# jailbait



## chagou

je comprend ce que ca veut dire mais je trouve pas de mot en francais.
C'est pour les jeunes (filles généralement) qui n'ont pas atteint la majorité sexuelle


----------



## cropje_jnr

En fait, il s'agit d'un(e) partenaire sexuel(le) mineur(e), ou par extension un(e) mineur(e) que quelqu'un trouve attirant(e).

Quant à un équivalent français, je bloque... 

Ce lien semble indiquer que l'on garde ce terme tel quel. Alors en attendant l'avis des autres...


----------



## SwissPete

Appât / amorce de prison ?
 Ça ne sonne pas très bien...


----------



## marcolo

Je propose bêtement "lolita", dont voici la définition de wiktionary :

Adolescente ou jeune femme qui plait de par son extrême jeunesse.

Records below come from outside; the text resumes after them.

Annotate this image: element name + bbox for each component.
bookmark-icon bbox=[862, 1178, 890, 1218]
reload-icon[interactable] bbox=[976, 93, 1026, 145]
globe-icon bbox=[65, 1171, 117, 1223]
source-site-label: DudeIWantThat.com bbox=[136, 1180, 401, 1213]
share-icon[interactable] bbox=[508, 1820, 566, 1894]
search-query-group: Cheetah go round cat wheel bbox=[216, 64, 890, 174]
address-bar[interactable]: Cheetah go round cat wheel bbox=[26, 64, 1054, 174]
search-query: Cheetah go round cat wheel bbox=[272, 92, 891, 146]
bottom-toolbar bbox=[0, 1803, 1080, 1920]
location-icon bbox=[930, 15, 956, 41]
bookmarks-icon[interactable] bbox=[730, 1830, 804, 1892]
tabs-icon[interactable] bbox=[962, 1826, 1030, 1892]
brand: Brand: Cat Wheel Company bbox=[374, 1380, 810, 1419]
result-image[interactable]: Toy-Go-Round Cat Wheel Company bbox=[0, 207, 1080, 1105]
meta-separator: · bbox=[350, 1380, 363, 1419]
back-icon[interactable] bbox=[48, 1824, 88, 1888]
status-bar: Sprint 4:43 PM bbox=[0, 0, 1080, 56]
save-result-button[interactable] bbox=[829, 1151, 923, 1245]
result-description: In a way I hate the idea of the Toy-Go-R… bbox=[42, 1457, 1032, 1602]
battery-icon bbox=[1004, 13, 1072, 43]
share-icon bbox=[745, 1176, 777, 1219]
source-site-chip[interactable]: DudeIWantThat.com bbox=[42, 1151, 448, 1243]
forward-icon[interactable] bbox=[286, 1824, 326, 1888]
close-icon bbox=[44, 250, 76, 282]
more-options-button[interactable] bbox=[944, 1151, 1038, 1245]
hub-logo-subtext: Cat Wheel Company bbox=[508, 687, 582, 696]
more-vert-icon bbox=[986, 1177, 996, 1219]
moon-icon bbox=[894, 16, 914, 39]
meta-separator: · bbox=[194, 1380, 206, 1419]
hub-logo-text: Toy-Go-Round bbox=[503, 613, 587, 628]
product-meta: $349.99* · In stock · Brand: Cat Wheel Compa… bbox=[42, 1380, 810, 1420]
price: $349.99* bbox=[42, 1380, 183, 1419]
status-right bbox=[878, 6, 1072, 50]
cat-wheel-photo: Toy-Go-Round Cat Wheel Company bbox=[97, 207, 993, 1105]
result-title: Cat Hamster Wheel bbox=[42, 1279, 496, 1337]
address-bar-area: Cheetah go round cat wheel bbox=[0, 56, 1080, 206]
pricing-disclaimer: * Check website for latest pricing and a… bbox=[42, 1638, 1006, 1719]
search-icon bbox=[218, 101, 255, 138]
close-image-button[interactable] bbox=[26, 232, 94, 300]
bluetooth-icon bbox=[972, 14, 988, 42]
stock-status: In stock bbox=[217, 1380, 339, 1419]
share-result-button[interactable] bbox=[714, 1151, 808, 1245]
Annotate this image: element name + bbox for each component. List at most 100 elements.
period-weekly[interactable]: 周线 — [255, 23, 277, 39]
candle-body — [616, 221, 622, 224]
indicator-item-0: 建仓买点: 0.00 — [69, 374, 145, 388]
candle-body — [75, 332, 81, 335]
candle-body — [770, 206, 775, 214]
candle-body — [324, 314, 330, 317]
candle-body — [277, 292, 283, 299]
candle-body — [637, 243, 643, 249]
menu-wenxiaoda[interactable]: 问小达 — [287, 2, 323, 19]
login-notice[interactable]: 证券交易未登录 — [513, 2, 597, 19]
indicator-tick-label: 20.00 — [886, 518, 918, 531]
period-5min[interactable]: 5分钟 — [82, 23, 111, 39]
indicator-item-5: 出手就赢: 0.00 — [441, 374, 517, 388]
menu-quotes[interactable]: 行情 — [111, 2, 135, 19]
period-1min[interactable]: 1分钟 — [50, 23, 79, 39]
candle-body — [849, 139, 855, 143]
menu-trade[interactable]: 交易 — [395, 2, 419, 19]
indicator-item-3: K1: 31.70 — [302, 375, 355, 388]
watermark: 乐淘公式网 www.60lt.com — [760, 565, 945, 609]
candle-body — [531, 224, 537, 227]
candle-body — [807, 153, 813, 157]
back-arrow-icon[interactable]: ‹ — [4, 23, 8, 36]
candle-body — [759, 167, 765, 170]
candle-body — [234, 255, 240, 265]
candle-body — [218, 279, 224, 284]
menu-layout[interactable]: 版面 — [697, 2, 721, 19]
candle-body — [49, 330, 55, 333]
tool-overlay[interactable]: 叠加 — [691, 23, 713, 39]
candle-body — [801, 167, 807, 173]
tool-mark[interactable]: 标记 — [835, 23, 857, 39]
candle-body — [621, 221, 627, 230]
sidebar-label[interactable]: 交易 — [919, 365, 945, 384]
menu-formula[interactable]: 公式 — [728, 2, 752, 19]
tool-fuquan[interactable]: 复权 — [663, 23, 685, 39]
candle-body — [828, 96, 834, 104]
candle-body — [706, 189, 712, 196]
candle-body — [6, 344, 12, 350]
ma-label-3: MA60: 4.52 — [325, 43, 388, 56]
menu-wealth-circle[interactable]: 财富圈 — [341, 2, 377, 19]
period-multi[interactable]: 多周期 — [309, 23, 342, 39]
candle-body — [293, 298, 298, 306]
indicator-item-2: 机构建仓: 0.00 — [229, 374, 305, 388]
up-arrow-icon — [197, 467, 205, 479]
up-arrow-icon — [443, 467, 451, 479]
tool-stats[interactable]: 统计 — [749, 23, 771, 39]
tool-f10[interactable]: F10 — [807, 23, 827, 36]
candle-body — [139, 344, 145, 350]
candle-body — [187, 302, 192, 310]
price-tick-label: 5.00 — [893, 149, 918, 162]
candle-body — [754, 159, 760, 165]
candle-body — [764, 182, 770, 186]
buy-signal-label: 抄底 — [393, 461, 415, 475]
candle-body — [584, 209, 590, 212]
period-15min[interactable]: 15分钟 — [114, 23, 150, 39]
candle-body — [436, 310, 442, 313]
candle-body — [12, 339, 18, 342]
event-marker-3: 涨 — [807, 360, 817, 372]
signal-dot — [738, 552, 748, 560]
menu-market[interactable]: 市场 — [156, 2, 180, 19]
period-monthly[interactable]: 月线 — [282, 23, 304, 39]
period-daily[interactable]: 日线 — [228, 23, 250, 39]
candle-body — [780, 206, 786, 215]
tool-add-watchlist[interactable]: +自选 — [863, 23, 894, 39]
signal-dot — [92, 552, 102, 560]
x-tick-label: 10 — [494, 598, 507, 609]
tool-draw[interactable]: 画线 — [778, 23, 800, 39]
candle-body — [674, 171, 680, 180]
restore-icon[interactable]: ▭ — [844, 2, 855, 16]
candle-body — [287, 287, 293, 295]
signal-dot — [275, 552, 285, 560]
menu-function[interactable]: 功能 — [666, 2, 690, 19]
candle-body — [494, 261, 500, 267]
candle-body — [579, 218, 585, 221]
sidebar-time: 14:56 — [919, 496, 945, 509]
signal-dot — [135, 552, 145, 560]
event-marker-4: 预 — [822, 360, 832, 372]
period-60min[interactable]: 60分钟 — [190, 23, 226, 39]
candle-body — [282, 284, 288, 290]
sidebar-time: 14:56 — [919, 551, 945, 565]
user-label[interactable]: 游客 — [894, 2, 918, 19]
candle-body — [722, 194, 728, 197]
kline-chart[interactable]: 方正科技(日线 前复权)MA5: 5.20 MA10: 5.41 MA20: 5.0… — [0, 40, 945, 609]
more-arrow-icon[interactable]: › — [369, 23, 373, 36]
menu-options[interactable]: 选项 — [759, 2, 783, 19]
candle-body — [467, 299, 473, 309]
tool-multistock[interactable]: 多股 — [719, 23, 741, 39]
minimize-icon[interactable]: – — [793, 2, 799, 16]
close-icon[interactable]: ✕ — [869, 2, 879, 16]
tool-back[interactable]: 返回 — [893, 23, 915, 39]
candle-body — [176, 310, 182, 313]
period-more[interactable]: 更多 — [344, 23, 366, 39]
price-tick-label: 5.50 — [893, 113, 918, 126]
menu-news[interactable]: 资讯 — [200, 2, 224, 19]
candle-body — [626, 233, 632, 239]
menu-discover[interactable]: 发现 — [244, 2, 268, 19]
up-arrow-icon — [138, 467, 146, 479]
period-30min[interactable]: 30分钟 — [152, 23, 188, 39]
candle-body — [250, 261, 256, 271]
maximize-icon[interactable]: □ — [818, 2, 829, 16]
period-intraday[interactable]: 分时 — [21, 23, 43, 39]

Ce qui me semble être l'expression française la plus proche, et extrêmement utilisée (cf chanson d'Alisée). Je rajouterai à cette définition qu'une lolita est provocante/allumeuse.


----------



## BigRedDog

SwissPete said:


> Appât / amorce de prison ?
> Ça ne sonne pas très bien...



- Un *ticket *pour la prison!

ou qquefois: un aller-simple pour la prison (mais ticket est plus sympa qui fait référence au flirt .. "avoir un ticket")


----------



## Saxo

speech moralisateur issu d'un dialogue (quasi engueulade entre deux potes)

You know what? I came down here for a reason, all right? And I know you think it’s stupid but guess what, it’s not. So you go ahead and get loaded tonight and catch syphilis from whatever “skanky” *jailbait* random hooker or whore you can find on the street, but I’m going back to the hotel.

quelle est la signification de jailbait ? (j'ai pas trouvé)


----------



## Gutenberg

*jailbait:* a girl under the age of consent with whom sexual intercourse is unlawful and constitutes statutory rape.


----------



## can_tante

"*jailbait*" originally refers to a very young girl (with whom sex is illegal)
here it means a beautiful young woman. you can use "*chick*" instead.


----------



## Padraig

can_tante said:


> here it means a beautiful young woman. you can use "*chick*" instead.



I think not!


----------



## can_tante

I think you should give a reason or some explanation.

what do you use instead of jailbait ?


----------



## MsNina

Gutenberg is right. 'Jailbait' specifically means someone young enough so that, if you were to have sex with him/her, you'd end up in jail. It does carry the connotation of someone very attractive who you would like to have sex with... but can't because it would be illegal.


----------



## Padraig

In English I would use _jailbait_. I do not know a similar French expression.

But my point was that in the passage quoted (or, indeed, in general usage) it does not mean a beautiful young woman; it simply means an underage girl who is available for sex.


----------



## Gargamelle

I don't think "jailbait" and "chick" are synonymous, either.  Why?  Because "jailbait" retains the specific meaning of  a sexually attractive _girl under the age of consent_ who most likely looks older than she really is.  She's "jailbait" because she's tempting, but a man could go to jail for having sex with her.  

"Chick" is a young woman usually beautiful (but not always), her exact age being irrelevant, and without the connotation of temptation.  

Gargamelle


----------



## can_tante

If you are talking about the original meaning of the word, you are certainly right. Besides, you are saying what I said.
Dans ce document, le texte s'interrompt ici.